Advanced LINUX and Genomics Data Formats
Advanced LINUX and Genomics Data Formats
When: 19th and 21st March 2019 (10:00-13.30)
Organizer: Bioinformatics CF
Trainer: Luca Cozzuto
Instructors: Sarah Bonnin, Toni Hermoso
Max number of participants: 16
Application deadline: 12th March 2019
Course Description:
This hands-on course is tailored to the biologists with a minimal experience with Linux commands (see prerequisites*). It introduces the most common genomics data formats and Linux commands on how to manipulate genomics files, using real data retrieved during the course from public repositories. At the end of the course you will be able to describe genomics data formats and how to parse them.
*Prerequisites: Linux course for beginners
Detailed Programme:
Day 1.
- Project structure and managing directories (Linux commands: mkdir, mv, cp, rm, find, ls, du)

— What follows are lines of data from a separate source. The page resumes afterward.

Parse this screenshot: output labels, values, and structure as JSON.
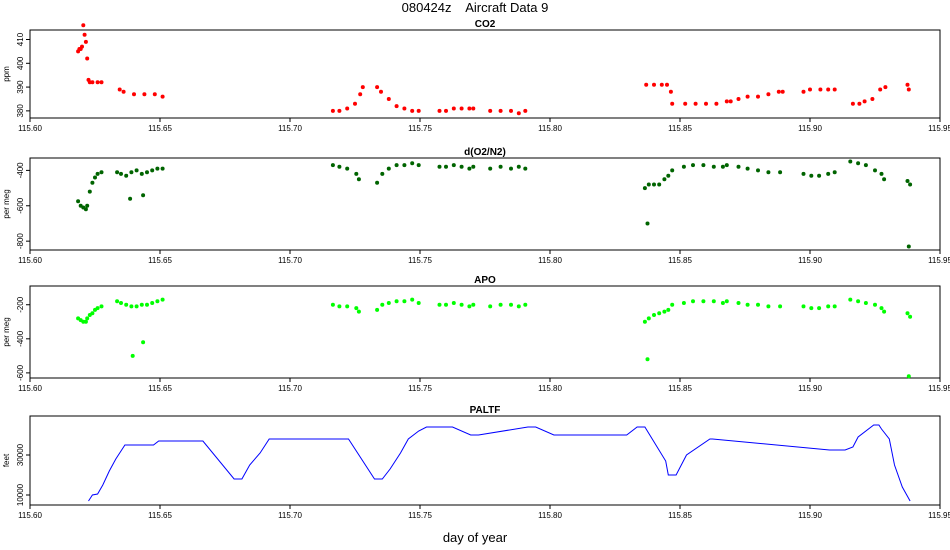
{
  "page": {
    "title": "080424z    Aircraft Data 9",
    "xlabel": "day of year"
  },
  "chart_data": [
    {
      "type": "scatter",
      "title": "CO2",
      "ylabel": "ppm",
      "color": "#ff0000",
      "xlim": [
        115.6,
        115.95
      ],
      "ylim": [
        377,
        414
      ],
      "xticks": [
        115.6,
        115.65,
        115.7,
        115.75,
        115.8,
        115.85,
        115.9,
        115.95
      ],
      "xtick_labels": [
        "115.60",
        "115.65",
        "115.70",
        "115.75",
        "115.80",
        "115.85",
        "115.90",
        "115.95"
      ],
      "yticks": [
        380,
        390,
        400,
        410
      ],
      "ytick_labels": [
        "380",
        "390",
        "400",
        "410"
      ],
      "series": [
        {
          "x": [
            115.6185,
            115.619,
            115.6195,
            115.62,
            115.6205,
            115.621,
            115.6215,
            115.622,
            115.6225,
            115.623,
            115.624,
            115.626,
            115.6275,
            115.6345,
            115.636,
            115.64,
            115.644,
            115.648,
            115.651,
            115.7165,
            115.719,
            115.722,
            115.725,
            115.727,
            115.728,
            115.7335,
            115.735,
            115.738,
            115.741,
            115.744,
            115.747,
            115.7495,
            115.7575,
            115.76,
            115.763,
            115.766,
            115.769,
            115.7705,
            115.777,
            115.781,
            115.785,
            115.788,
            115.7905,
            115.837,
            115.84,
            115.843,
            115.845,
            115.8465,
            115.847,
            115.852,
            115.856,
            115.86,
            115.864,
            115.868,
            115.8695,
            115.8725,
            115.876,
            115.88,
            115.884,
            115.888,
            115.8895,
            115.8975,
            115.9,
            115.904,
            115.907,
            115.9095,
            115.9165,
            115.919,
            115.921,
            115.924,
            115.927,
            115.929,
            115.9375,
            115.938
          ],
          "y": [
            405,
            406,
            406,
            407,
            416,
            412,
            409,
            402,
            393,
            392,
            392,
            392,
            392,
            389,
            388,
            387,
            387,
            387,
            386,
            380,
            380,
            381,
            383,
            387,
            390,
            390,
            388,
            385,
            382,
            381,
            380,
            380,
            380,
            380,
            381,
            381,
            381,
            381,
            380,
            380,
            380,
            379,
            380,
            391,
            391,
            391,
            391,
            388,
            383,
            383,
            383,
            383,
            383,
            384,
            384,
            385,
            386,
            386,
            387,
            388,
            388,
            388,
            389,
            389,
            389,
            389,
            383,
            383,
            384,
            385,
            389,
            390,
            391,
            389
          ]
        }
      ]
    },
    {
      "type": "scatter",
      "title": "d(O2/N2)",
      "ylabel": "per meg",
      "color": "#006400",
      "xlim": [
        115.6,
        115.95
      ],
      "ylim": [
        -850,
        -330
      ],
      "xticks": [
        115.6,
        115.65,
        115.7,
        115.75,
        115.8,
        115.85,
        115.9,
        115.95
      ],
      "xtick_labels": [
        "115.60",
        "115.65",
        "115.70",
        "115.75",
        "115.80",
        "115.85",
        "115.90",
        "115.95"
      ],
      "yticks": [
        -800,
        -600,
        -400
      ],
      "ytick_labels": [
        "-800",
        "-600",
        "-400"
      ],
      "series": [
        {
          "x": [
            115.6185,
            115.6195,
            115.6205,
            115.6215,
            115.622,
            115.623,
            115.624,
            115.625,
            115.626,
            115.6275,
            115.6335,
            115.635,
            115.637,
            115.639,
            115.641,
            115.643,
            115.645,
            115.647,
            115.649,
            115.651,
            115.6385,
            115.6435,
            115.7165,
            115.719,
            115.722,
            115.7255,
            115.7265,
            115.7335,
            115.7355,
            115.738,
            115.741,
            115.744,
            115.747,
            115.7495,
            115.7575,
            115.76,
            115.763,
            115.766,
            115.769,
            115.7705,
            115.777,
            115.781,
            115.785,
            115.788,
            115.7905,
            115.8365,
            115.838,
            115.84,
            115.842,
            115.844,
            115.8455,
            115.847,
            115.8375,
            115.8515,
            115.855,
            115.859,
            115.863,
            115.8665,
            115.868,
            115.8725,
            115.876,
            115.88,
            115.884,
            115.8885,
            115.8975,
            115.9005,
            115.9035,
            115.907,
            115.9095,
            115.9155,
            115.9185,
            115.9215,
            115.925,
            115.9275,
            115.9285,
            115.9375,
            115.9385,
            115.938
          ],
          "y": [
            -575,
            -600,
            -610,
            -620,
            -600,
            -520,
            -470,
            -440,
            -420,
            -410,
            -410,
            -420,
            -430,
            -410,
            -400,
            -420,
            -410,
            -400,
            -390,
            -390,
            -560,
            -540,
            -370,
            -380,
            -390,
            -420,
            -450,
            -470,
            -420,
            -390,
            -370,
            -370,
            -360,
            -370,
            -380,
            -380,
            -370,
            -380,
            -390,
            -380,
            -390,
            -380,
            -390,
            -380,
            -390,
            -500,
            -480,
            -480,
            -480,
            -450,
            -430,
            -400,
            -700,
            -380,
            -370,
            -370,
            -380,
            -380,
            -370,
            -380,
            -390,
            -400,
            -410,
            -410,
            -420,
            -430,
            -430,
            -420,
            -410,
            -350,
            -360,
            -370,
            -400,
            -420,
            -450,
            -460,
            -480,
            -830
          ]
        }
      ]
    },
    {
      "type": "scatter",
      "title": "APO",
      "ylabel": "per meg",
      "color": "#00ff00",
      "xlim": [
        115.6,
        115.95
      ],
      "ylim": [
        -630,
        -90
      ],
      "xticks": [
        115.6,
        115.65,
        115.7,
        115.75,
        115.8,
        115.85,
        115.9,
        115.95
      ],
      "xtick_labels": [
        "115.60",
        "115.65",
        "115.70",
        "115.75",
        "115.80",
        "115.85",
        "115.90",
        "115.95"
      ],
      "yticks": [
        -600,
        -400,
        -200
      ],
      "ytick_labels": [
        "-600",
        "-400",
        "-200"
      ],
      "series": [
        {
          "x": [
            115.6185,
            115.6195,
            115.6205,
            115.6215,
            115.622,
            115.623,
            115.624,
            115.625,
            115.626,
            115.6275,
            115.6335,
            115.635,
            115.637,
            115.639,
            115.641,
            115.643,
            115.645,
            115.647,
            115.649,
            115.651,
            115.6395,
            115.6435,
            115.7165,
            115.719,
            115.722,
            115.7255,
            115.7265,
            115.7335,
            115.7355,
            115.738,
            115.741,
            115.744,
            115.747,
            115.7495,
            115.7575,
            115.76,
            115.763,
            115.766,
            115.769,
            115.7705,
            115.777,
            115.781,
            115.785,
            115.788,
            115.7905,
            115.8365,
            115.838,
            115.84,
            115.842,
            115.844,
            115.8455,
            115.847,
            115.8375,
            115.8515,
            115.855,
            115.859,
            115.863,
            115.8665,
            115.868,
            115.8725,
            115.876,
            115.88,
            115.884,
            115.8885,
            115.8975,
            115.9005,
            115.9035,
            115.907,
            115.9095,
            115.9155,
            115.9185,
            115.9215,
            115.925,
            115.9275,
            115.9285,
            115.9375,
            115.9385,
            115.938
          ],
          "y": [
            -280,
            -290,
            -300,
            -300,
            -280,
            -260,
            -250,
            -230,
            -220,
            -210,
            -180,
            -190,
            -200,
            -210,
            -210,
            -200,
            -200,
            -190,
            -180,
            -170,
            -500,
            -420,
            -200,
            -210,
            -210,
            -220,
            -240,
            -230,
            -200,
            -190,
            -180,
            -180,
            -170,
            -190,
            -200,
            -200,
            -190,
            -200,
            -210,
            -200,
            -210,
            -200,
            -200,
            -210,
            -200,
            -300,
            -280,
            -260,
            -250,
            -240,
            -230,
            -200,
            -520,
            -190,
            -180,
            -180,
            -180,
            -190,
            -180,
            -190,
            -200,
            -200,
            -210,
            -210,
            -210,
            -220,
            -220,
            -210,
            -210,
            -170,
            -180,
            -190,
            -200,
            -220,
            -240,
            -250,
            -270,
            -620
          ]
        }
      ]
    },
    {
      "type": "line",
      "title": "PALTF",
      "ylabel": "feet",
      "color": "#0000ff",
      "xlim": [
        115.6,
        115.95
      ],
      "ylim": [
        5000,
        49500
      ],
      "xticks": [
        115.6,
        115.65,
        115.7,
        115.75,
        115.8,
        115.85,
        115.9,
        115.95
      ],
      "xtick_labels": [
        "115.60",
        "115.65",
        "115.70",
        "115.75",
        "115.80",
        "115.85",
        "115.90",
        "115.95"
      ],
      "yticks": [
        10000,
        30000
      ],
      "ytick_labels": [
        "10000",
        "30000"
      ],
      "series": [
        {
          "x": [
            115.6225,
            115.6235,
            115.624,
            115.626,
            115.628,
            115.6305,
            115.633,
            115.635,
            115.6365,
            115.6475,
            115.6495,
            115.6665,
            115.6785,
            115.6815,
            115.6845,
            115.6885,
            115.692,
            115.7225,
            115.7325,
            115.7355,
            115.7385,
            115.7425,
            115.7455,
            115.7495,
            115.7525,
            115.7625,
            115.7695,
            115.7725,
            115.7915,
            115.7945,
            115.8015,
            115.8295,
            115.8335,
            115.8365,
            115.8445,
            115.8455,
            115.8465,
            115.8485,
            115.8525,
            115.8615,
            115.8625,
            115.9075,
            115.9095,
            115.9135,
            115.9165,
            115.9185,
            115.9245,
            115.9265,
            115.9275,
            115.9305,
            115.9325,
            115.9355,
            115.9385
          ],
          "y": [
            7000,
            9000,
            10000,
            10500,
            15000,
            22000,
            28000,
            32000,
            35000,
            35000,
            37000,
            37000,
            18000,
            18000,
            25000,
            31000,
            38000,
            38000,
            18000,
            18000,
            23000,
            31000,
            38000,
            42000,
            44000,
            44000,
            40000,
            40000,
            44000,
            44000,
            40000,
            40000,
            44000,
            44000,
            27000,
            20000,
            20000,
            20000,
            30000,
            38000,
            38000,
            32500,
            32500,
            32500,
            34000,
            39000,
            45000,
            45000,
            43000,
            38000,
            25000,
            14000,
            7000
          ]
        }
      ]
    }
  ]
}
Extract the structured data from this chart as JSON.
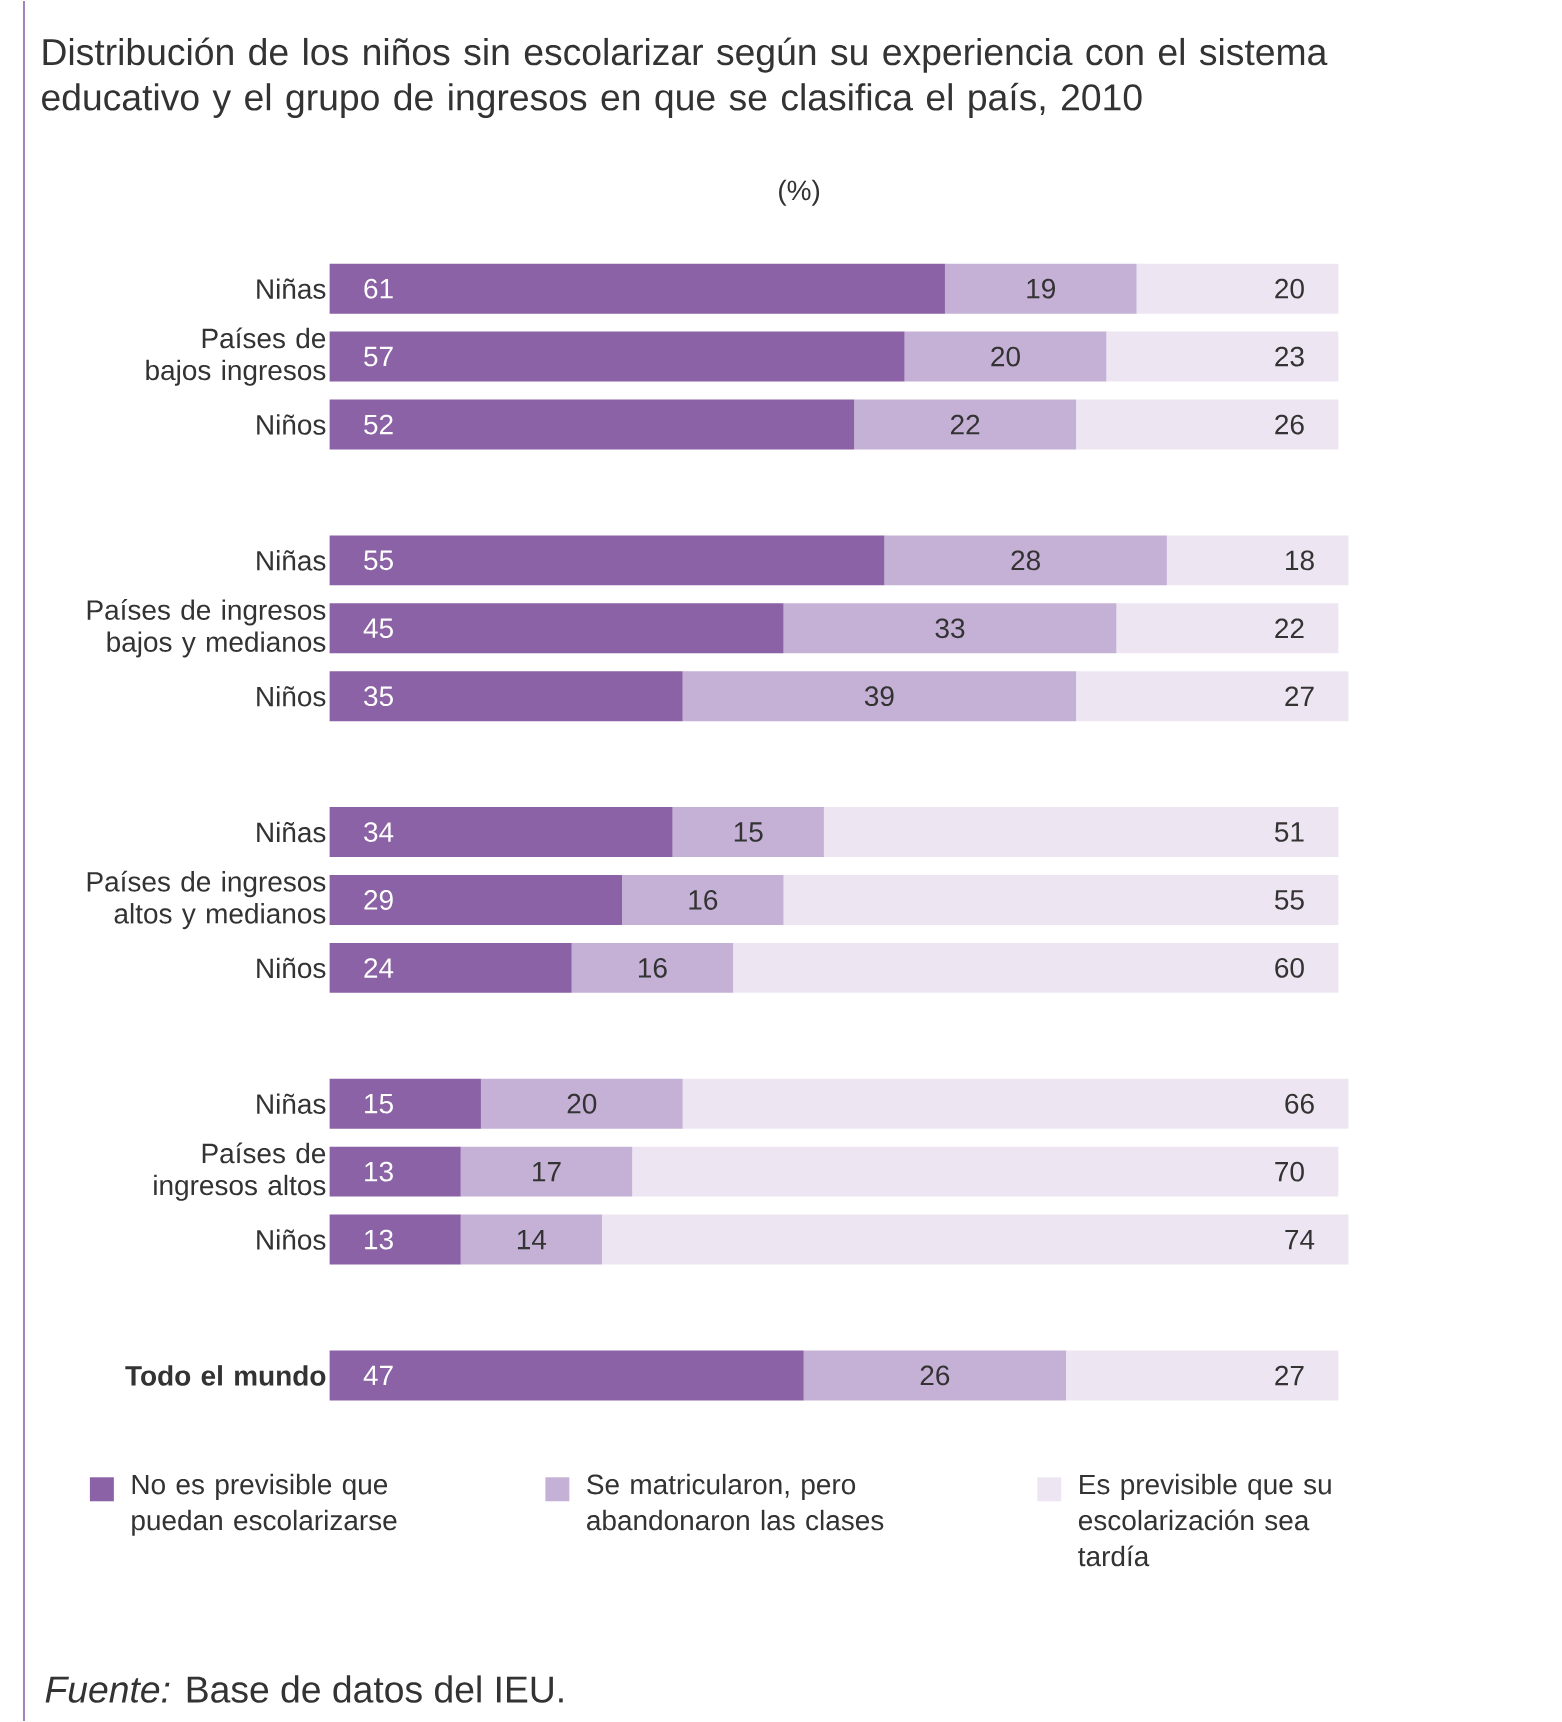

- Fasta, fastq and bed-formatted files: retrieving from public repositories, viewing, handling and manipulating (Linux commands: wget, zip, zcat, cat, head, tail, more, less, diff, merge, sort, uniq, grep, egrep, chmod; regular expressions).
Day 2.
- Intro to programming in Linux (shell scripting): awk programing language, environmental variables (echo), loops, pipe, output.
- Manipulating tabular and gtf-formatted files (cut, sed, awk).
This course is a prerequisite for the following course "RNA-seq data analysis for biologists."